Bulk data export

The data export API serves as a proxy to a portion of accesso's data lake. Using the API allows the caller to retrieve data to which they have been authorized. This guide provides an overview of the export endpoint and some basic best practices for using the API.

Exporting data

To export data, the following steps are performed:

Acquiring a service token, if a valid/non-expired one is not already in the caller’s possession.
Initiating the export and fetching the first page of results.
Fetching remaining pages of results.

1. Acquiring a service token

See the Service Tokens documentation for instructions on how to obtain a service token.

2. Initiating the export and fetching first page of results

Due to the amount of data which can possibly be returned, the export API returns its results in pages. The maximum number of records returned by any request is 1,000 records. When an export is requested, only the first page of results will be initially returned. Subsequent pages must be explicitly requested.

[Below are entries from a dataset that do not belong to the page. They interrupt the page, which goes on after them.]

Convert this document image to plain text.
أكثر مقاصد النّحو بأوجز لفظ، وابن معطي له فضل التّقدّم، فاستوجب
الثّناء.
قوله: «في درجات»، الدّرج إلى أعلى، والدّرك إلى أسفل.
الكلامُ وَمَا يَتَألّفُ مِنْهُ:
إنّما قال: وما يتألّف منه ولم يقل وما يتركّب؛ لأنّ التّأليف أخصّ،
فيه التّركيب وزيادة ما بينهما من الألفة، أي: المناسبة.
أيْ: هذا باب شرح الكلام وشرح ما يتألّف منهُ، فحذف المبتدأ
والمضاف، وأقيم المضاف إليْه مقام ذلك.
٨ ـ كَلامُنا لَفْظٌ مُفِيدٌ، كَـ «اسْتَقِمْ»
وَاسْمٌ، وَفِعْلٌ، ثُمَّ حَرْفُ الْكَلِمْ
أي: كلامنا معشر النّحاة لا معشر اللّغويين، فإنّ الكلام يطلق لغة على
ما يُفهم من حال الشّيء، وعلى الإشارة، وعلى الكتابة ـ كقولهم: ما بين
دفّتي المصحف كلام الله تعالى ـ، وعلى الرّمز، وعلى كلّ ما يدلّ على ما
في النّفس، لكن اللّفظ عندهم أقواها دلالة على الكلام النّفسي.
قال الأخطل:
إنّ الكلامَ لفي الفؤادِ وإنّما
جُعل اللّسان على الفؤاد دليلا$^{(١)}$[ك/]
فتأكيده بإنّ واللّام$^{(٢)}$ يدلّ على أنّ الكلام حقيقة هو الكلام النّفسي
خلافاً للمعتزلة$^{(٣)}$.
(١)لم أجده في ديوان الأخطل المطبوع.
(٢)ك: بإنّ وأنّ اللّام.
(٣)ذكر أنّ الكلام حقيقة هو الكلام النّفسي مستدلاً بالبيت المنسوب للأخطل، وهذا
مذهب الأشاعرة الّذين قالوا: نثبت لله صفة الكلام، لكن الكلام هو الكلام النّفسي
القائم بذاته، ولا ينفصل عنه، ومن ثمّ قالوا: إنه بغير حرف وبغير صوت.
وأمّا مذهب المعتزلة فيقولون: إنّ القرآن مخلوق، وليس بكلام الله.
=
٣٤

Note: The -G option on the curl commands below includes the parameters passed to the -d option as query string parameters. This format is used on this guide for readability of the multiple parameters.

The following request is used to invoke an export:

curl -X GET -G \
  'https://api.{region}.te2.io/v1/export/{dataType}' \
  -d 'startTime={startTime}' \
  -d 'endTime={endTime}' \
  -d 'venueId={venueId}' \
  -H 'Cache-Control: no-cache' \
  -H 'Authorization: Bearer {token}'

Parameters used above include:

dataType: Data set from which to export. To which dataTypes a user has access is driven by configuration. Examples of dataTypes to which consumers generally are granted access include but are not limited to:
- user_locations: Records of when a user enters/exits a venue and when a user’s device emits location data while within the bounds of a venue.
- user_registrations: Records of when a user registered an account.
- user_tag_updates: Record of user tag changes (set, update, remove).
- user_updates: Record of changes to a user’s profile (set, update, remove).
- ticket_updates: Records of updates to ticket user mapping when receiving orders from Passport and during ticket registration.
startTime: Starting date and time (inclusive) from which to export. Expected to be in ISO-8601 date-time format including timezone (e.g., 2019-10-15T16:29:05.734Z).
endTime: Ending date and time (inclusive) from which to export. Expected to be in ISO-8601 date-time format including timezone (e.g., 2019-10-30T16:29:05.734Z).
venueId: Optional. ID of a venue. If not provided, the export will cover all venues in which you are authorized to retrieve. Learn how to fetch a list of venues.
token: Service token.

A successful request will return the first page of results and a status of 200. The body of the response has the following format:

{
  "data": [
    {
      "property1": "value1",
      "property2": "value2"
    }
  ],
  "queryExecutionId": "{queryExecutionId}",
  "nextToken": "{nextToken}"
}

Parameters used above include:

queryExecutionId: ID of the query. Used to retrieve the next page of results.
nextToken: Token used as a result bookmark. Used to retrieve the next page of results. If null, there are no additional pages of data to export.
data: Array of records as JSON objects. The exact properties of these records is highly dependent on dataType requested.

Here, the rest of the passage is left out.